As part of an ongoing strategy to increase its presence in underserved markets, DartPoints has acquired Ohio-based data centre company Metro Data Centres

|Oct 29|magazine4 min read

Texas-based edge data centre provider DartPoints is continuing the expansion of its edge data centre network into Tier 2 markets and beyond. The newly announced acquisition of Ohio headquartered edge data centre operator Metro Data Centres is the latest step in the company’s investment in increasing its footprint across the US. 

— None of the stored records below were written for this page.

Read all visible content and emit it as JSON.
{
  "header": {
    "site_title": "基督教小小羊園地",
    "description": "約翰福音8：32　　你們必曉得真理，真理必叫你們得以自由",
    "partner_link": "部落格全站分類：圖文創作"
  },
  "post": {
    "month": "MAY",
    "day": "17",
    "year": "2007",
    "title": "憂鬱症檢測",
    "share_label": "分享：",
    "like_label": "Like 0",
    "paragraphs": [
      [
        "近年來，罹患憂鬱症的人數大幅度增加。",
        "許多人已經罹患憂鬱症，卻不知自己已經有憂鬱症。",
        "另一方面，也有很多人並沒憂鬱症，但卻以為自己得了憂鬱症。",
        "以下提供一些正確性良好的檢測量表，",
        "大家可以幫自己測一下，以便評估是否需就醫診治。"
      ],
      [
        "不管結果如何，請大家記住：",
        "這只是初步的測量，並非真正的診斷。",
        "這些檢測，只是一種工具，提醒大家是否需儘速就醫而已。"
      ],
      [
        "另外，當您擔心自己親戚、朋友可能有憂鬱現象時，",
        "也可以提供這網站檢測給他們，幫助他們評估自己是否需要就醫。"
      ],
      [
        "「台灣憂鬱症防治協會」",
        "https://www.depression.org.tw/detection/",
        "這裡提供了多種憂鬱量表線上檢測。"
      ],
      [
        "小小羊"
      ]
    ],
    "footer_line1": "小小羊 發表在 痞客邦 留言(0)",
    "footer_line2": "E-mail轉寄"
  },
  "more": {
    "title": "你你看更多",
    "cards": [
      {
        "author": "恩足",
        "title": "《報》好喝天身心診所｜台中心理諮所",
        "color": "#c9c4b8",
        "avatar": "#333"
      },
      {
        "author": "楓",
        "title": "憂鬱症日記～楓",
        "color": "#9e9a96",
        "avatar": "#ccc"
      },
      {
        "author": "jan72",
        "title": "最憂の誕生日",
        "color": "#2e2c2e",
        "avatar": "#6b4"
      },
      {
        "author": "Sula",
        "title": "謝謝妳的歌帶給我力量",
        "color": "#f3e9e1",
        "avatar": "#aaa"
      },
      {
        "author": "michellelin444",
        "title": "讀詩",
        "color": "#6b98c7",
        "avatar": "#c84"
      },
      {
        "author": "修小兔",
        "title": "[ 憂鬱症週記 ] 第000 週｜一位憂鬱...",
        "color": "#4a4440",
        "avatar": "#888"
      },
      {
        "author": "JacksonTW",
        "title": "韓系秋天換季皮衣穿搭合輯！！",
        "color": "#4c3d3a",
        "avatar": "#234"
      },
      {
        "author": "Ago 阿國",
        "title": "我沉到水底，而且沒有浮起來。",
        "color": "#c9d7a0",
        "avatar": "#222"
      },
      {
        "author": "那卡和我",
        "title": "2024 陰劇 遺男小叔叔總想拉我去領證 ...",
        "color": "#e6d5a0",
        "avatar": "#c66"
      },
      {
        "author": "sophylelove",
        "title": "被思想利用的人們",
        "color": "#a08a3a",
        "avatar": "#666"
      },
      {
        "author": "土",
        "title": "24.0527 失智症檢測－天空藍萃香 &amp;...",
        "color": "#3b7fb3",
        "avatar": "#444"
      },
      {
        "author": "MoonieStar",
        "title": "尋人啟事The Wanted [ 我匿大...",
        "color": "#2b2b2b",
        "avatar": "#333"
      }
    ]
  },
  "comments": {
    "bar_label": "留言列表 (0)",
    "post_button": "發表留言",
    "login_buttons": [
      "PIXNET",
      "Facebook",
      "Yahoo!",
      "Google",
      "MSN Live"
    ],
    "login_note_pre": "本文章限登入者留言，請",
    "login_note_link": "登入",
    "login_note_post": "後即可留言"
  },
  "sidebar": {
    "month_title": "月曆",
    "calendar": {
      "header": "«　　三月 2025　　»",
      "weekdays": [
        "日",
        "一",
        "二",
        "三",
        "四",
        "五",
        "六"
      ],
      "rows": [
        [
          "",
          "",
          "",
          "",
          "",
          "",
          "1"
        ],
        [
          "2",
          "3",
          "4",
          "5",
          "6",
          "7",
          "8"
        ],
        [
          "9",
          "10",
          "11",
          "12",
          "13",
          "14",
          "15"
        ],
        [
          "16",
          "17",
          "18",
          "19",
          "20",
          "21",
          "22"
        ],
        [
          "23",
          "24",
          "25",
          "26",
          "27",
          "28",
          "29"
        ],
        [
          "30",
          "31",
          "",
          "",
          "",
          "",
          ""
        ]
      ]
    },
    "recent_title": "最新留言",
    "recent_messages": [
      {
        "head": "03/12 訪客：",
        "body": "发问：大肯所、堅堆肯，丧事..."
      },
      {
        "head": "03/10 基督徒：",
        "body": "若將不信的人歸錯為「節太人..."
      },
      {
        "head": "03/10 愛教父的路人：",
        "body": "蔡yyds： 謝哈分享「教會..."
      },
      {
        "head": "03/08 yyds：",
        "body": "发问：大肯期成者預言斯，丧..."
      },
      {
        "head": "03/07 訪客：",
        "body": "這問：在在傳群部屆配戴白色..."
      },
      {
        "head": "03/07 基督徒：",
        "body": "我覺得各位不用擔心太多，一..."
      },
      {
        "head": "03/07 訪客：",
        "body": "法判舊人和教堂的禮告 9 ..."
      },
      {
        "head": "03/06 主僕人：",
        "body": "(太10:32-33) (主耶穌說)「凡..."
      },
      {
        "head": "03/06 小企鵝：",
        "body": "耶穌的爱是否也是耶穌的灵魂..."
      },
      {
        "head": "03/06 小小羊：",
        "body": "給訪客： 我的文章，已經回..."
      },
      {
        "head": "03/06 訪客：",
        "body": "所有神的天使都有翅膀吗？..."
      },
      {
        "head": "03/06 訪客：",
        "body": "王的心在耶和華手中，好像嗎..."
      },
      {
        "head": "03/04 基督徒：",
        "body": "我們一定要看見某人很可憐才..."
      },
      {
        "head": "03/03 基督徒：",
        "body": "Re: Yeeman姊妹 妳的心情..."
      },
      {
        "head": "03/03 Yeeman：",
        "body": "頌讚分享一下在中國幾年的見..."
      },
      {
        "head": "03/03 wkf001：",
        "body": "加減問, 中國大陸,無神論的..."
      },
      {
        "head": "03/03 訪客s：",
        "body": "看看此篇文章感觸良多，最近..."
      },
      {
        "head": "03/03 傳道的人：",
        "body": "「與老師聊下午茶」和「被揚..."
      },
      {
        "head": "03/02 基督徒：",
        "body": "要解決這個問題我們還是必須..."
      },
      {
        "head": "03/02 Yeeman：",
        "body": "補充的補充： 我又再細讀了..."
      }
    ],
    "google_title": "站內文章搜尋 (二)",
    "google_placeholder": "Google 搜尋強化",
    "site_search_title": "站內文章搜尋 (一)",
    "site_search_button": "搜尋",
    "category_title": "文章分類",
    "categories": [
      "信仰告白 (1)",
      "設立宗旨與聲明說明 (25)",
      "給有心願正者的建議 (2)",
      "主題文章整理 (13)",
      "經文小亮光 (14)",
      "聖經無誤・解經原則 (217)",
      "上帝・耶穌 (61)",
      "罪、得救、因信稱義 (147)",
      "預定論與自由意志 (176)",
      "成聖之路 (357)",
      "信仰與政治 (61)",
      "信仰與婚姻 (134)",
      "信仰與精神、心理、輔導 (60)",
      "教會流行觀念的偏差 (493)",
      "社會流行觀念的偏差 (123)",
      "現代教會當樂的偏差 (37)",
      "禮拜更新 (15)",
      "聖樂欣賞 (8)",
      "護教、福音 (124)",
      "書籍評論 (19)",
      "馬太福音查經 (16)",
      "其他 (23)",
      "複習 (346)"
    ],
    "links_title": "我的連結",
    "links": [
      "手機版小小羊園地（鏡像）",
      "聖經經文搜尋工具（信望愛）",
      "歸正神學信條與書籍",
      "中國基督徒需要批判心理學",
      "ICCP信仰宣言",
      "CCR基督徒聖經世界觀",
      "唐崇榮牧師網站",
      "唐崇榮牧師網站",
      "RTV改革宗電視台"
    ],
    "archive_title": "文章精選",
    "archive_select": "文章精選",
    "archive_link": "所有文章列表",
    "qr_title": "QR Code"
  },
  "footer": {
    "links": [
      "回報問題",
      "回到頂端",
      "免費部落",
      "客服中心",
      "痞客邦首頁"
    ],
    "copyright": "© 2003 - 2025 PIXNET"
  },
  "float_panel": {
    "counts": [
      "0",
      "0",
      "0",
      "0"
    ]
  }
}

In August of this year, DartPoints announced its expansion strategy to acquire and build new colocation and edge facilities throughout the Southwest, Southeast, Upper Midwest and Mid-Atlantic regions of the US. The announcement came following the acquisition of a majority share in the company by Astra Capital Management, which is reportedly funding the expansion. 

“We’re going to have an aggressive deployment plan, and an aggressive acquisition plan,” said Scott Willis, president and CEO of DartPoints, said in a statement at the time. “We’re looking for prospective targets that are a good fit in our strategy.”

It would seem that DartPoints has found its latest good fit. 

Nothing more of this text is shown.